Рассказывал Залески спокойно, размеренно, словно взвешивая каждое слово: видимо, он осознавал значение мельчайших деталей. На суде он будет хорошим свидетелем. Если дело дойдет до суда.
— Машину вы видели?
— Только ее исчезающие хвостовые огни. Ведь уже совсем стемнело.
— Вы сказали, вам показалось, это — машина, а не фургон, — сказала Донован.
— Правильно. Мотор тарахтел не как у фургона, понимаете?
— Но того человека вы рассмотрели хорошо? — подсказала Донован.
— Я бы сказал, да, — кивнул Залески. — Он промчался очень близко, а над входом в церковь горит фонарь. Парень этот белый, чисто выбрит и приблизительно моего возраста, лет тридцати пяти-тридцати шести.
Тарталья внимательно вгляделся в Залески. Обычно он точно определяет возраст человека. Залески он бы больше тридцати не дал.
— А рост?
Свидетель примолк, задумчиво потирая подбородок.
— Не знаю даже… У меня — пять футов десять дюймов. А он, я бы сказал, чуть повыше. Но точно не уверен. Понимаете, все так стремительно произошло…
— Цвет волос какой?
— Каштановый. Волосы у него каштановые. Густые и довольно длинные.
— Светлого или темного оттенка?
— Светлее моих, это точно. Но свет от фонаря падал оранжевый, при таком освещении верно определить цвет волос почти невозможно.
Тарталья кивнул. Миссис Брук утверждала, что мужчина темноволосый, но она видела его издалека и при угасающем свете дня. Следовательно, будем считать, цвет волос у преступника между темным и каштановым.
— Лицо его, по вашим словам, вы видели ясно. Цвет глаз разглядели?
Залески опять поразмышлял, крутя ниточку от пуговки на манжете:
— Я бы сказал, светлые.
— Светлые? — переспросила Донован, сверяясь со своими записями и что-то приписывая внизу.

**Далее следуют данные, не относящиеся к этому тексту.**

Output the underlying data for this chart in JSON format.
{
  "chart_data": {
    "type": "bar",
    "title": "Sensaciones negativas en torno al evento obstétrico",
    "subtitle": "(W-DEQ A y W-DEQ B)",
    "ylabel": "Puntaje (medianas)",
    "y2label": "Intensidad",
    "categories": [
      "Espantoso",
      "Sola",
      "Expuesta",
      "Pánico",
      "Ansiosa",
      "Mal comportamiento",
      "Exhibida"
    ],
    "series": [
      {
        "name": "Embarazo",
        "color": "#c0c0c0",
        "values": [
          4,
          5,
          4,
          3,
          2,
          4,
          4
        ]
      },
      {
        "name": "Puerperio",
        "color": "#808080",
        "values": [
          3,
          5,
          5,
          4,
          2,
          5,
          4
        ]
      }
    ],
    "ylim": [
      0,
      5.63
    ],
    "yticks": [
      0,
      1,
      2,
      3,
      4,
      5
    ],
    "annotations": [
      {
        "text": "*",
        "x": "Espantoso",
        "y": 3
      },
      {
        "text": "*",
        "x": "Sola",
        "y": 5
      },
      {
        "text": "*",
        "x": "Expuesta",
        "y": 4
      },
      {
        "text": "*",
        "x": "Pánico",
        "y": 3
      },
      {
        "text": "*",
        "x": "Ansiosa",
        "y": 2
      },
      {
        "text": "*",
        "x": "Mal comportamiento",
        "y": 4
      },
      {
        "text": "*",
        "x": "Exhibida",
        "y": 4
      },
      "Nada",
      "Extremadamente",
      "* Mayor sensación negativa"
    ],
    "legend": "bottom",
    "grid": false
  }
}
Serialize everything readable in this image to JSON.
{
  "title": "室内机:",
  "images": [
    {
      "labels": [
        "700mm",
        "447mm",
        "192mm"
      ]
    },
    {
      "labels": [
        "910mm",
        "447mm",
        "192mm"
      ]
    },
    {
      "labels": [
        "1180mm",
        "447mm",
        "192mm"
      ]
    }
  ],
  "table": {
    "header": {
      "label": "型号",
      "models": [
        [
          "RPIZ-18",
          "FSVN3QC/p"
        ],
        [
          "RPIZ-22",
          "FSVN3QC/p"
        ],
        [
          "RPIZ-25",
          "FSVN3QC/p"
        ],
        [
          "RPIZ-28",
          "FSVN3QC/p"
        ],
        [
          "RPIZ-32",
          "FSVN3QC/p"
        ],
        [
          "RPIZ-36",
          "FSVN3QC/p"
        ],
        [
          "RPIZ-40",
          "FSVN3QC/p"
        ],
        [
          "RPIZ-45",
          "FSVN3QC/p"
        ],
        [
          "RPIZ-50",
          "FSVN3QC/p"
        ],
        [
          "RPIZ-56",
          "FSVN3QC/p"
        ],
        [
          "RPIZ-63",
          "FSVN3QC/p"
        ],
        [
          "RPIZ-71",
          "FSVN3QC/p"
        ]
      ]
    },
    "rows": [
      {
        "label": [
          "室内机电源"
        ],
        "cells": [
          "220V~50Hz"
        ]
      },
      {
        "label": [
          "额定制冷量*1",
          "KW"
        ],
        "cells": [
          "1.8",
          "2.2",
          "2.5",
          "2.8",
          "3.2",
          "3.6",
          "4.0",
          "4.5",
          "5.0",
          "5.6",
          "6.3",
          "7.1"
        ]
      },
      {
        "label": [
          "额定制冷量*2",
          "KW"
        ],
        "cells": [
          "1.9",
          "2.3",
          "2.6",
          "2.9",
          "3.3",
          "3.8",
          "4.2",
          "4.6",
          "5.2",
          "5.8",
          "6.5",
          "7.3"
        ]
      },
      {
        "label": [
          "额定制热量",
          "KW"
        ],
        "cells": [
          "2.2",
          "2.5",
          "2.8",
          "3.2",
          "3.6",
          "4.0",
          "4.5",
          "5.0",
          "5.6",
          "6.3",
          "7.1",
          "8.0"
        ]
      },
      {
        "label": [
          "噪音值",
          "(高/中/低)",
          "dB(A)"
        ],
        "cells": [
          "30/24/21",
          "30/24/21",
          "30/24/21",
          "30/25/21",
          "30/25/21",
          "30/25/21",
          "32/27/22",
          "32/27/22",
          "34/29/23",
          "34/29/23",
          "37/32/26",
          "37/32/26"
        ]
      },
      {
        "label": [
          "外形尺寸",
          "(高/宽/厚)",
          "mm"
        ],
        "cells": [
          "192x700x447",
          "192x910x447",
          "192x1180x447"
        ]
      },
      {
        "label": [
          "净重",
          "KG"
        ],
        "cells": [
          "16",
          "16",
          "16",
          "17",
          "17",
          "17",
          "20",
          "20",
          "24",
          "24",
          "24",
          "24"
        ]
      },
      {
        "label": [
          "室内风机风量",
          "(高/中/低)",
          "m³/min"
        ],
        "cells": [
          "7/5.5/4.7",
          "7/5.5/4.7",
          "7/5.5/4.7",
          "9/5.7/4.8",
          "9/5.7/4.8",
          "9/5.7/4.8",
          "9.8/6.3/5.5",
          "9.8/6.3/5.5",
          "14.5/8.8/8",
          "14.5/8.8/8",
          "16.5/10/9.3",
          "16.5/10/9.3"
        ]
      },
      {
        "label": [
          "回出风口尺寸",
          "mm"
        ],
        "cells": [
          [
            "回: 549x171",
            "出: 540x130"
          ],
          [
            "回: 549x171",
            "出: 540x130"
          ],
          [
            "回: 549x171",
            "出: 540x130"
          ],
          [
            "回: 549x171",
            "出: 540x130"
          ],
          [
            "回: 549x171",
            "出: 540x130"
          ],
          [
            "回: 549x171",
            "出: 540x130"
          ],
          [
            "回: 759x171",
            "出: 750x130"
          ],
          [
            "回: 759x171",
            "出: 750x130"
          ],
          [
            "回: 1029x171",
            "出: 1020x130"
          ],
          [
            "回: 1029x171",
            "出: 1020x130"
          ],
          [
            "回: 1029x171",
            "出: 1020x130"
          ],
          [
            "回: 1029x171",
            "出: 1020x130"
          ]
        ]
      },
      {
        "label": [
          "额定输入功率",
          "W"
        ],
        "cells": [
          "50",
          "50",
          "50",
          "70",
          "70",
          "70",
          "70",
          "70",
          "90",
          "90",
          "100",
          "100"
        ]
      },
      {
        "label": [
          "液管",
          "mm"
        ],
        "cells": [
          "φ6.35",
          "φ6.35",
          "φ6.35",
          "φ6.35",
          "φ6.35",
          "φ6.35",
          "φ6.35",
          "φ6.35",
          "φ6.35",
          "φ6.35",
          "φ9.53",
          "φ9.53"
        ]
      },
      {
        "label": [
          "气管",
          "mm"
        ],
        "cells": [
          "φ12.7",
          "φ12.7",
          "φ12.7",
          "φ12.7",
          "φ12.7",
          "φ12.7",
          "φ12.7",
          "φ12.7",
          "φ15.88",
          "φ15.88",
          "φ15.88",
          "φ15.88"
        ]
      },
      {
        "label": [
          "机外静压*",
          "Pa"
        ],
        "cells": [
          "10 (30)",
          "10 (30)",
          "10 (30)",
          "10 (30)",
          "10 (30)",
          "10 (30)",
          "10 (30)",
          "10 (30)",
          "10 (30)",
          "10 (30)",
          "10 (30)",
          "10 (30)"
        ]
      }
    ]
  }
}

— Мне так кажется. Ведь если б были темные, то выделялись бы на лице даже при свете фонаря. А вот теперь, когда вы спросили, я начал сомневаться.
— Конечно. Вы же видели его только мельком, — согласился Тарталья, ругая себя, что слишком уж наседает на свидетеля. Случается, что свидетели, изо всех сил стараясь быть полезными, «вспоминают» даже то, чего на самом деле и не видели. Залески так рвется угодить, что вести с ним разговор следует с оглядкой.